5 Bad Reasons Women Let Men Hit Them;
1. “He was drunk”. So what? He will be drunk again. And although I have personally never been drunk, I know many people who do occasionally get intoxicated- NONE of them hit their women. Your husband or boyfriend is not NORMAL. Stop trying to convince yourself he is.
2. “He’s under a lot of stress”. Real men deal with stress by hitting the gym, hitting a golf ball or even hitting the buffet. They do NOT hit women. Stress is not a gateway emotion to violence for healthy, normal men.
3. “I deserved it”. What???? No. There is nothing you or any woman can do to validate violence against you. Maybe you have done something so bad he leaves you, but violence is not on the list of options for him to choose from when he is upset. NEVER AN OPTION.
4. “His dad abused his mom. It’s all he knows.” When I hear that statement, it makes me throw up a little in my mouth. So what if he witnessed abuse as a child?? If anything, he knows better than others the hurt and pain that comes from abuse. In life we witness lots of things that are bad but we don’t then go integrate them into our own lives. If your man abuses you because he witness abuse, let him go witness therapy. Let him go witness a support group. Let him go witness life alone without you and the children.

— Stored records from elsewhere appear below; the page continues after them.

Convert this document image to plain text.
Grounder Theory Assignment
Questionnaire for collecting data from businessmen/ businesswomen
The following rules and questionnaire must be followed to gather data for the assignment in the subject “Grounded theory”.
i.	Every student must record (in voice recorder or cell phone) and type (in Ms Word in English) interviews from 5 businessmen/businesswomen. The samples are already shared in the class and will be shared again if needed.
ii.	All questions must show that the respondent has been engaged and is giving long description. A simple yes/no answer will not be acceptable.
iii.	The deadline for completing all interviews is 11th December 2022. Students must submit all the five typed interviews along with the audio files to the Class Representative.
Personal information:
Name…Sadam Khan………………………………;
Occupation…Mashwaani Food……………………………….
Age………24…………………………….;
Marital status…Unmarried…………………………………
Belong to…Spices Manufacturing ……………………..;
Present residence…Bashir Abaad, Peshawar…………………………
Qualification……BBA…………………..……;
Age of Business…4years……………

5. “It was only once. He apologized.” Statistics say that where there is a “first time”, there is a second time. Your response to the “first time” needs to send an incredibly clear message to your “man” that there will be no second time. Send that message so clearly it haunts him. Make a bold statement with action attached. It is the ‘action’ that will signal the level of your seriousness. That might be calling the police, it might be moving out for a week or two, it might be telling him to leave for a week or require immediate counseling. Your words to him after being hit MUST be followed up with immediate action to reinforce the true level of intolerance you have for violence against yourself.
You might be shocked to learn that someone in your life is an abuser, which means somebody in your life is a victim. Rather than guessing who it might be, just share this article with everyone so it reaches the ones who need to hear it most.
Abusers, be on notice- I’m watching. My sons are watching. And millions of other real men are watching. We WILL defend and protect your wife, your mother and your sister…even from you.